There
I was preparing an Instagram post. I had my sufficiently
athletic-looking fitness clips, an appropriate song, and what I thought
was an amusing caption. For whatever reason the editing app was giving
me trouble. Every time I would get ready to save the video the app shutdown and I would lose everything. This happened several times
and I was becoming increasingly frustrated. Since I have been
intentionally practicing mindfulness I reminded myself to breathe. I
tried again, but this time I breathed in, held, and
exhaled out. I somehow knew if I just relaxed it would work. Sure
enough, it did.
This
simple example reminded me how often I live in a frantic state.
Outwardly I appear calm; inwardly I'm like a dog spazzing out
trying to get one of those cones off its head. It's almost like I'm
afraid if I don't hurry and free myself I'll be trapped in my
circumstances forever. This perspective, however, only heightens the
desperation for things to change. Instead, I took charge of the moment in the
only way I truly could- by accepting it.
Acceptance
isn't about liking your reality. You could very well want to change it.
It's just that in order to keep your peace you train yourself to accept
what is right now. You fully enter into the present moment without
ruminating on the past or fretting about the future. It reminds me a lot of this scriptural passage about worry.
Matthew 6:25-27
25 “Therefore
I tell you, do not worry about your life, what you will eat or drink; or about
your body, what you will wear. Is not life more than food, and the body more
than clothes? 26 Look at the birds of the air; they do not sow
or reap or store away in barns, and yet your heavenly Father feeds them. Are
you not much more valuable than they? 27 Can any one of you by
worrying add a single hour to your life?
I think of this passage often as there
are usually dozens of worries that plague me at any given time. They range from
the inconsequential like whether I'll create a satisfactory post for
the gram, to the considerable like will I be okay now and in the future. Either way, I'm challenged to consider what good it does me to worry. Can worry add time to my life? Nope! It can take time though. Can worry suddenly transform me into a clairvoyant with full knowledge of what's to come? I wish, but no. The conclusion, then, is that worry isn't helpful, but breathing is. Embracing the moment is. Trusting the process is.
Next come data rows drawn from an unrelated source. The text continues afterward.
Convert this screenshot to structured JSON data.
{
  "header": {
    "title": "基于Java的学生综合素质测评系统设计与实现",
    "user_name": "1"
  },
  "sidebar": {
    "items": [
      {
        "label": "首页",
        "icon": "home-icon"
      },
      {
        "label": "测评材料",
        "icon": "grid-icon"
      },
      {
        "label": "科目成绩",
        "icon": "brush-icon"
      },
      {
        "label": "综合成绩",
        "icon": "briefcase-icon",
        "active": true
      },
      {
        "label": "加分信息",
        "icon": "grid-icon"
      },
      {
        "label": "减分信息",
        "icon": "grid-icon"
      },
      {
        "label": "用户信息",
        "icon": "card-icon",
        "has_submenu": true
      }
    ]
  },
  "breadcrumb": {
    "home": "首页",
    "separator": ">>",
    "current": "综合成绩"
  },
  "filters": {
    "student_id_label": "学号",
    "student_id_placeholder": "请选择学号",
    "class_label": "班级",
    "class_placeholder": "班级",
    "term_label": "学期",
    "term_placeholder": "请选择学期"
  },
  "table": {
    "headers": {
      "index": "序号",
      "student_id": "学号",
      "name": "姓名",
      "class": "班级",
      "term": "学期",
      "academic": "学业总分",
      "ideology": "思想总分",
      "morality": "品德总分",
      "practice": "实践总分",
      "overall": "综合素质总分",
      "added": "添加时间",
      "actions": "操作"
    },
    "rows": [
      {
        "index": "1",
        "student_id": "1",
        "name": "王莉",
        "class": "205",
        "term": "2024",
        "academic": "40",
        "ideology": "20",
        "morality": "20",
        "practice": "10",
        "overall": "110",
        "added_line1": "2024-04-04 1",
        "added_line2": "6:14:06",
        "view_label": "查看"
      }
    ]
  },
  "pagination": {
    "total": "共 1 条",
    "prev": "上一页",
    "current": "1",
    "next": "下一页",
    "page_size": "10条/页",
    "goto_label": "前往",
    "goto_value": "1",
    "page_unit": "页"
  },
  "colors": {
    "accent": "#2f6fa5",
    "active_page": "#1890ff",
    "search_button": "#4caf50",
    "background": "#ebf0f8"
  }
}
I realize this is much easier said than done. There will be no "5 steps to get rid of worry" lists offered here because quite frankly there are none. Life is stressful. Anxiety will come. But through practice, continual, earnest, daily practice, we can discipline our souls to stay in peace. And when (not if) we drift from that peace, due to technological annoyances or existential crises, a gentle prompt to stay in the moment can bring us right back.